Millennium Date Could Be Wrong

A 2500 year-old math mistake by calendar writers is behind millennium controversy

On December 31 billions of partygoers will pop champagne corks and celebrate the dawn of a new millennium, but will all the countdown clocks be correct? If you really look back, 2500 years back, you will see that the timing of the millennium may be off on several levels. We know it’s the new millennium because the calendar says it is the beginning of the year 2000. But what if the calendar we’re depending on is wrong?

The newest edition of the Old Farmer’s Almanac shows there may be some problems in the original draft. The almanac’s longtime editor Judson Hale Sr. says it may be a couple of simple math mistakes made when our calendar was established more than 2500 years ago.

The first mistake: the calendar we follow today was originally designed as a religious timetable. After following one calendar for 500 years, Pope John Paul I decided we needed a new timeline. The old calendar was based on the founding of Rome and was working just fine, but the Pope wanted something new. The pope asked a monk named Dionysius Exiguus to make a new calendar and began it with the birth of Christ.

While Exiguus didn’t see a real purpose in the change, he did what he was asked and the new calendar year began at A.D. 1, meaning Anno Domini or the "year of the Lord". On close examination, researchers now say it looks like the monk made a mistake and miscalculated the birth of Christ by four years. Which means we’re either four years early for the celebration, or four years late! (If Exiguus would have had the Internet back then he could have done a quick search and the problem would never have happened, but without the Internet that was the best he could do at the time!)

The second problem: When this new calendar was accepted in Anglo-Saxon England several centuries later, they discovered someone forgot to put a zero between A.D. 1 and 1 B.C. (Before-Christ) lending weight to the thought of some that the first day of the millennium is actually on January 1, 2001.

So 2000 is sort-of a bonus year. If we follow this way of calendar creation you can say 2000 is the year you’re still 39. Babies born in 1999 will turn 1 in 2001.
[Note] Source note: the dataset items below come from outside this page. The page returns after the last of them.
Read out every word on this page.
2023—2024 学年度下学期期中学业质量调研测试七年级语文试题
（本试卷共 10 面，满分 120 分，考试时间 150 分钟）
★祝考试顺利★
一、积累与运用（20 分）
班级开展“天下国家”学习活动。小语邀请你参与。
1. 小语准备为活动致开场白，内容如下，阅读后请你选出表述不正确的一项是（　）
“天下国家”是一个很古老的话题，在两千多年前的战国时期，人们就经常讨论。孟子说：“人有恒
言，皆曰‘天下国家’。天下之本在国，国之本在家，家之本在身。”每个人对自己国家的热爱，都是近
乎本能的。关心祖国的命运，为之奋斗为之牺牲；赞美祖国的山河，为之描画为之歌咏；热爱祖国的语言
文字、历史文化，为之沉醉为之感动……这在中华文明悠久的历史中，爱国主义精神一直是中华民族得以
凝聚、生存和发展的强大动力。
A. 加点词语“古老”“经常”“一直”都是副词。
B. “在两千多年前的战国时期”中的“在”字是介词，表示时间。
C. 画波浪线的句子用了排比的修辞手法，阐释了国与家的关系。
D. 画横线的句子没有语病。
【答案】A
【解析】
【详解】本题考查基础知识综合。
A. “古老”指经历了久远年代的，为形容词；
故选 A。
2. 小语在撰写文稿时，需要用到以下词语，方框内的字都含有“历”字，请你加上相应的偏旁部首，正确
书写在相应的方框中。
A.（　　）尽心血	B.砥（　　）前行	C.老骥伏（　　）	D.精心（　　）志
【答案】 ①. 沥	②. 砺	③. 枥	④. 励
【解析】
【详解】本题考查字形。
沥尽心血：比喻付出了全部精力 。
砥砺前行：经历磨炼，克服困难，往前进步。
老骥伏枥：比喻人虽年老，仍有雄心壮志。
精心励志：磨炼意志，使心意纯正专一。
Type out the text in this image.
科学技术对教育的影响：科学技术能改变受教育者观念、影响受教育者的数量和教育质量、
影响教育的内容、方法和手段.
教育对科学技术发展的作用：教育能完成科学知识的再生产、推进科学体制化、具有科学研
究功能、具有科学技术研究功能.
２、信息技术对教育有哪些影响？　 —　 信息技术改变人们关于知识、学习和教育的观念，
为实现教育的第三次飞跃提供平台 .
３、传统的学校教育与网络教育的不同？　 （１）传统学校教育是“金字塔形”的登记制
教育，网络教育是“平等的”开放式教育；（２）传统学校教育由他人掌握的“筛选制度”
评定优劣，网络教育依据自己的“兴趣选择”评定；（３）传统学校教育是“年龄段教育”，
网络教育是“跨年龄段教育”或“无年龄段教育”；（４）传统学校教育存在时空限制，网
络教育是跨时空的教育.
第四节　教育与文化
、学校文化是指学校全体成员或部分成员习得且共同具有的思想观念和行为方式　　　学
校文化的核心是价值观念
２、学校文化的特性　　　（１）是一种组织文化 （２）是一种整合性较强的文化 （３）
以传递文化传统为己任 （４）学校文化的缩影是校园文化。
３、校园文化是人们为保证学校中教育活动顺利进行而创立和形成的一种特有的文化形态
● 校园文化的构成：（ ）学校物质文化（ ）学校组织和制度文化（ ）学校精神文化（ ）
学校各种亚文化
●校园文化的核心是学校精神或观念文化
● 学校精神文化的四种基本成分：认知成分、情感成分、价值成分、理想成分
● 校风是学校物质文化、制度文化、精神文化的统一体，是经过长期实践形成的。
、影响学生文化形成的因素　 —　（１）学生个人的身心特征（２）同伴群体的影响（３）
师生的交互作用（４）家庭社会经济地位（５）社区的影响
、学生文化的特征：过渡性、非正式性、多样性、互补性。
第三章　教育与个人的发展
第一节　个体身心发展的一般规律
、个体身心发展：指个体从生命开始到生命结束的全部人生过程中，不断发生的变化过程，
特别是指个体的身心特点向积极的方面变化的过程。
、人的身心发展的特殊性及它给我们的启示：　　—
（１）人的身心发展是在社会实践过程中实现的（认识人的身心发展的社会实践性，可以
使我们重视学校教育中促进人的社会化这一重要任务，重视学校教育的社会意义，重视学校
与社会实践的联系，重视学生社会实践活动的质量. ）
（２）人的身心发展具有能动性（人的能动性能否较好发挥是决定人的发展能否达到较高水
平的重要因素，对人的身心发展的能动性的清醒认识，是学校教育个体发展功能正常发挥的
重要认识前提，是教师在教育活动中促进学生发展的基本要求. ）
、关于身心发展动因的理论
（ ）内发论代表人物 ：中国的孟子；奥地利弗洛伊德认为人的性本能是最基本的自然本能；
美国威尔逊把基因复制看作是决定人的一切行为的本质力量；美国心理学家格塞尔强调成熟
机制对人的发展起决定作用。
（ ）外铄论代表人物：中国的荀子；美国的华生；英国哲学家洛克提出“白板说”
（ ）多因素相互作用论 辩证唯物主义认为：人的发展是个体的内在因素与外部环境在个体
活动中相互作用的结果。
Even without all this fuss over the calendar confusion an Internet survey showed that most people really believe the millennium starts in 2001 not 2000. Despite that, they plan to party hard on Midnight of December 31, 1999! Maybe they’ll just celebrate the Millennium twice once this year, and once next year!

Now because of all this confusion the Almanac’s editor says he gets a lot of folks writing about the fact that the millennium is being celebrated at the wrong time. Hale says that doesn’t really matter, what counts is the number. If you look at the number 2000, the way it looks, the way it sounds, the feel of it, the year 2000 is so different that that alone is worthy of a big party!

Of course, you must keep in mind that the calendar is a Christian invention. Our calendar is used around the world, but there are other ways of marking time. Depending on whom you ask, next year is really 5761 (Jewish time) or 7509 (Byzantine time). Celebrate the New Year, whatever year it actually is!